JURISPRUDENCIA

    Acto jurídico inexistente

     

    Se confirma la sentencia que declaró inexistentes diversos actos jurídicos por considerar que el poder apócrifo afecta inevitablemente a los actos jurídicos en lo que se lo utilizó.

     

     

    En la ciudad de Mar del Plata, a los 27 días del mes de setiembre de dos mil dieciocho, reunida la Excma.
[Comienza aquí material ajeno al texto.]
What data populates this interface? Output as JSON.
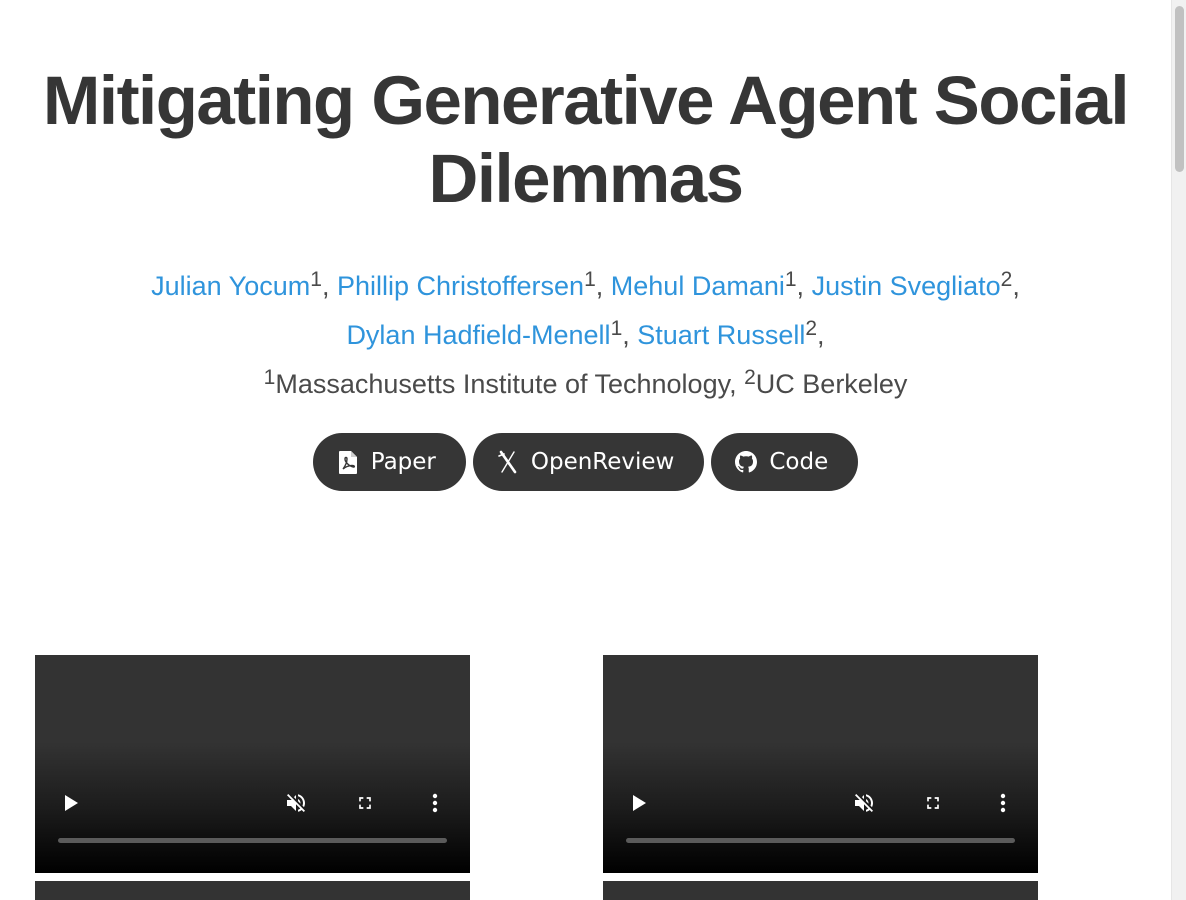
{
  "title": "Mitigating Generative Agent Social Dilemmas",
  "authors": [
    {
      "name": "Julian Yocum",
      "aff": "1",
      "sep": ", "
    },
    {
      "name": "Phillip Christoffersen",
      "aff": "1",
      "sep": ", "
    },
    {
      "name": "Mehul Damani",
      "aff": "1",
      "sep": ", "
    },
    {
      "name": "Justin Svegliato",
      "aff": "2",
      "sep": ","
    },
    {
      "name": "Dylan Hadfield-Menell",
      "aff": "1",
      "sep": ", "
    },
    {
      "name": "Stuart Russell",
      "aff": "2",
      "sep": ","
    }
  ],
  "affiliations": [
    {
      "num": "1",
      "name": "Massachusetts Institute of Technology",
      "sep": ", "
    },
    {
      "num": "2",
      "name": "UC Berkeley",
      "sep": ""
    }
  ],
  "buttons": {
    "paper": {
      "label": "Paper",
      "icon": "file-pdf-icon"
    },
    "openreview": {
      "label": "OpenReview",
      "icon": "openreview-icon"
    },
    "code": {
      "label": "Code",
      "icon": "github-icon"
    }
  },
  "colors": {
    "title": "#363636",
    "link": "#2f94dc",
    "button_bg": "#363636",
    "button_text": "#ffffff",
    "video_bg": "#333333"
  },
  "videos": [
    {
      "controls": [
        "play-icon",
        "muted-icon",
        "fullscreen-icon",
        "more-options-icon"
      ]
    },
    {
      "controls": [
        "play-icon",
        "muted-icon",
        "fullscreen-icon",
        "more-options-icon"
      ]
    }
  ]
}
Cámara de Apelaciones en lo Civil y Comercial, Sala Segunda, en acuerdo ordinario a los efectos de dictar SENTENCIA ÚNICA en los autos caratulados “BARRA AIDOR CELESTE AURORA C/ SILEONI JOSE MARIO Y OTROS S/ NULIDAD DE ACTO JURÍDICO” y “BARRA AIDOR CELESTE AURORA C/ SILEONI JOSE MARIO Y OTRA S/ NULIDAD DE ACTO JURÍDICO”, habiéndose practicado oportunamente el sorteo prescripto por los artículos 168 de la Constitución de la Provincia y 263 del Código de Procedimientos en lo Civil y Comercial, resultó que la votación debía ser en el siguiente orden: Dres. Ricardo D. Monterisi y Roberto J. Loustaunau.
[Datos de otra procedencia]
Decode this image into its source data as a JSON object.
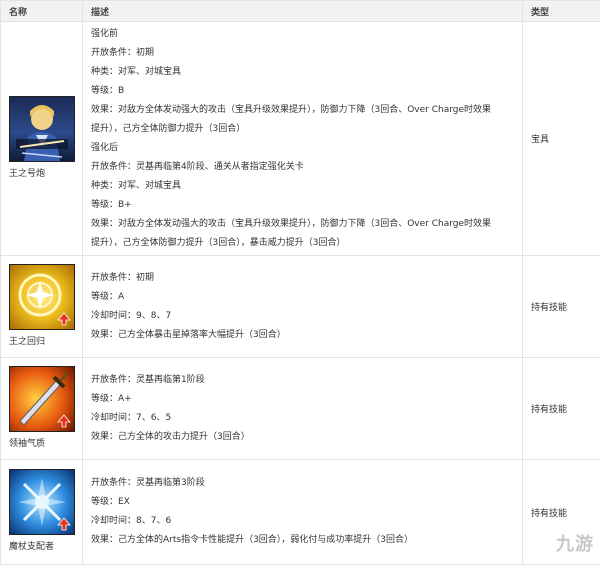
{
  "headers": {
    "name": "名称",
    "desc": "描述",
    "type": "类型"
  },
  "rows": [
    {
      "name": "王之号炮",
      "icon": "noble-phantasm-portrait-icon",
      "type": "宝具",
      "lines": [
        "强化前",
        "开放条件：初期",
        "种类：对军、对城宝具",
        "等级：B",
        "效果：对敌方全体发动强大的攻击（宝具升级效果提升），防御力下降（3回合、Over Charge时效果",
        "提升），己方全体防御力提升（3回合）",
        "强化后",
        "开放条件：灵基再临第4阶段、通关从者指定强化关卡",
        "种类：对军、对城宝具",
        "等级：B+",
        "效果：对敌方全体发动强大的攻击（宝具升级效果提升），防御力下降（3回合、Over Charge时效果",
        "提升），己方全体防御力提升（3回合），暴击威力提升（3回合）"
      ]
    },
    {
      "name": "王之回归",
      "icon": "star-drop-skill-icon",
      "type": "持有技能",
      "lines": [
        "开放条件：初期",
        "等级：A",
        "冷却时间：9、8、7",
        "效果：己方全体暴击星掉落率大幅提升（3回合）"
      ]
    },
    {
      "name": "领袖气质",
      "icon": "sword-attack-skill-icon",
      "type": "持有技能",
      "lines": [
        "开放条件：灵基再临第1阶段",
        "等级：A+",
        "冷却时间：7、6、5",
        "效果：己方全体的攻击力提升（3回合）"
      ]
    },
    {
      "name": "魔杖支配者",
      "icon": "arts-card-skill-icon",
      "type": "持有技能",
      "lines": [
        "开放条件：灵基再临第3阶段",
        "等级：EX",
        "冷却时间：8、7、6",
        "效果：己方全体的Arts指令卡性能提升（3回合），弱化付与成功率提升（3回合）"
      ]
    }
  ],
  "watermark": "九游"
}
    El Tribunal resolvió plantear y votar las siguientes

    CUESTIONES

    1a.) Es justa la sentencia única dictada a fs. 1532/1549 del expte. N° 133.023 y fs. 353/370 del expte. N° 160.088?

    2a.) Qué pronunciamiento corresponde dictar?

    A LA PRIMERA CUESTIÓN PLANTEADA EL SEÑOR JUEZ DR. RICARDO MONTERISI DIJO:

    I) La sentencia única dictada a fs. 1532/1549 del expte. N° 133.023 y fs. 353/370 del expte. N° 160.088 viene a conocimiento de este Tribunal de Alzada con motivo de los recursos de apelación deducidos a fs. 1571 y 1589 del expte. 133.023.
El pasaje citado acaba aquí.